法相:性別変更非嫡出子「重要な検討課題だ」
「性同一性障害で戸籍の性別を女性から変更した男性が、第三者から精子の提供を受けて妻との間に子をもうけた際、法律上の「嫡出子」と認められない問題で、小川敏夫法相は27日、閣議後の記者会見で「夫婦間の子供ではないと客観的に明らかな場合は、受理しないのが今の扱い」と述べた上で「家族制度や親子の関係、生殖医療の問題をどうするかという大変深い問題。すぐ結論を言えないが、非常に重要な問題なので検討したい」との見解を示した。
この問題では、東大阪市の会社員の男性(29)が27日午後にも本籍地の東京都新宿区役所に対し、男児(2)を法律上の夫婦の子とする出生届を出す予定。
男性は出生届が受理されなかった場合、東京家裁に不服申し立てする見通し。
また、小川法相は民法が定める非嫡出子の相続格差規定について「今すぐ法案提出の予定はないが、しっかり検討しなければいけない課題だとは思っている」と述べた。」
平成16年7月16日に施行された「性同一性障害者の性別の取扱いの特例に関する法律」↓により、性同一性障害者の方が、家庭裁判所の審判により、戸籍上の性別を変更できるようになった、すなわち、元同性の人と結婚することができるようになったことは、ご存じの方も少なくないと思います。
http://www.mhlw.go.jp/general/seido/syakai/sei32/index.html
結婚ができるのであれば、子供が欲しくなるのも、当然のなりゆきですが、元はと言えば同じ性別ですので、2人の間の子供が生まれることは、今のところあり得ません。

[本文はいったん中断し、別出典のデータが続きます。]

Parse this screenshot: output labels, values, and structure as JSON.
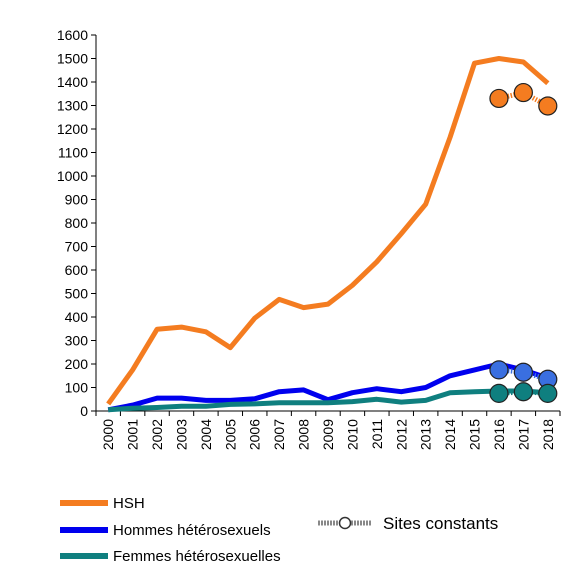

夫婦の元々の性別が男性であれば、第三者の女性に代理出産してもらうしかなく、この場合には、夫と代理出産した女性の間の子供として届け出た上で、養子縁組するということになるでしょう。
逆に、今回のように、夫婦の元々の性別が女性であれば、第三者の男性から精子の提供を受けて、妻が出産するということになりますが、同じく、妻と精子の提供を受けた男性の間の子供として届け出た上で、養子縁組することはできます。
しかし、この夫婦は、それでは満足できず、「実際には夫婦の間の子供ではないのに、わからずに受理しているケースだってあるじゃないか。私達も夫婦なのだから、2人の間の子供として受理しないのは不公平ではないか。」と主張しているようです。
確かに、民法には、嫡出推定と言って、婚姻中に生まれた子供は夫婦の間の子供と推定する旨の規定がありますが、夫婦の性別が生物学的には同じなのですから、夫婦の間の子供であることの推定は破られていることになります。
同じ民法が近親婚を禁じているのには、遺伝子学的な理由があるので、本当の父や母がわからない届け出を認めることは、やはり問題だと思います。
特別養子縁組↓では、駄目なのでしょうか。
http://www.courts.go.jp/saiban/syurui/kazi/kazi_06_09.html
非嫡出子の相続格差規定については、大阪高裁の違憲の判断↓も出ているのに、なぜ、「今すぐ法案提出の予定はない」ということになるのでしょうか。